Since SIP1 was a direct target of miR-192, and overexpression of miR-192 increased the levels of Col1, Col3 and α-SMA, we speculated miR-192 promoted HS fibrosis by targeting SIP1. Knockdown SIP1 using siRNA up-regulated the protein expression of collagen and α-SMA, and the effect of SIP1 siRNA was similar to miR-192 mimics, which suggested miR-192 targeted SIP1 to modulate HS fibrosis. The level of SIP1 was inversely associated with the expression of collagen and the pathological scar formation. In accordance with previous studies, overexpression of miR-192 increased tumor volume in an orthotopic pancreatic cancer mouse model, coupled with the suppression of SIP1 and the elevation of collagen I (Botla et al. 2016). Kato et al. (2007, 2011) reported that down-regulation of SIP1 could be relevant to the pathogenesis of renal fibrosis, and the repression of SIP1 expression on mouse mesangial cells by miR-192 facilitated collagen synthesis, matrix deposition and glomerulosclerosis. Inverse correlation between miR-192 and SIP1 was observed in glomeruli of human early diabetic nephropathy (Deshpande et al. 2013; Krupa et al. 2010).

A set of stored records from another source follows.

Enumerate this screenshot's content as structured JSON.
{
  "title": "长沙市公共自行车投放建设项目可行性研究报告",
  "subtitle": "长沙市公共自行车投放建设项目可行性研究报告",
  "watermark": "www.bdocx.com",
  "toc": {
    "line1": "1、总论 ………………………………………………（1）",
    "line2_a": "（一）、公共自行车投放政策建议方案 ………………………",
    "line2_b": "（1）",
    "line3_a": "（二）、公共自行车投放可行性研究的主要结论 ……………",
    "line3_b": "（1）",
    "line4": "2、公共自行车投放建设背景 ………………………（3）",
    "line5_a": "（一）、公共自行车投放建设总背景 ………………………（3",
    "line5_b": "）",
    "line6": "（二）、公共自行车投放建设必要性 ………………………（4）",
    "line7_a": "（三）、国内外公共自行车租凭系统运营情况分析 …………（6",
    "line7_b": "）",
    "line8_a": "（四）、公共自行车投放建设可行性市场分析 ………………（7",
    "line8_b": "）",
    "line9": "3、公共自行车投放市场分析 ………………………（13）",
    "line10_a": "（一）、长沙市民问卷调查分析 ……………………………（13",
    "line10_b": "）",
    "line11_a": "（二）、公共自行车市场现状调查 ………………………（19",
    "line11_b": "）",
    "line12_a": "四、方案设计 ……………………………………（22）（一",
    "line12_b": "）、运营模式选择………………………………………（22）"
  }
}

Based on these results, we conclude that targeting miR-192 may be a potential option to prevent the progression of hypertrophic scar, and miR-192-mediated regulation of SIP1 provides a novel mechanistic basis for the treatment of hypertrophic scar.

Conclusions

The study demonstrated miR-192 significantly facilitated the deposition of collagen, and the trans-differentiation of fibroblasts to myofibroblasts. In addition, the effect of miR-192 on HS fibrosis was achieved by directly targeting SIP1. Our data provide a potential therapeutic strategy for HS treatment, and the anti-fibrotic mechanism of inhibiting miR-192 need to be further elucidated and explored.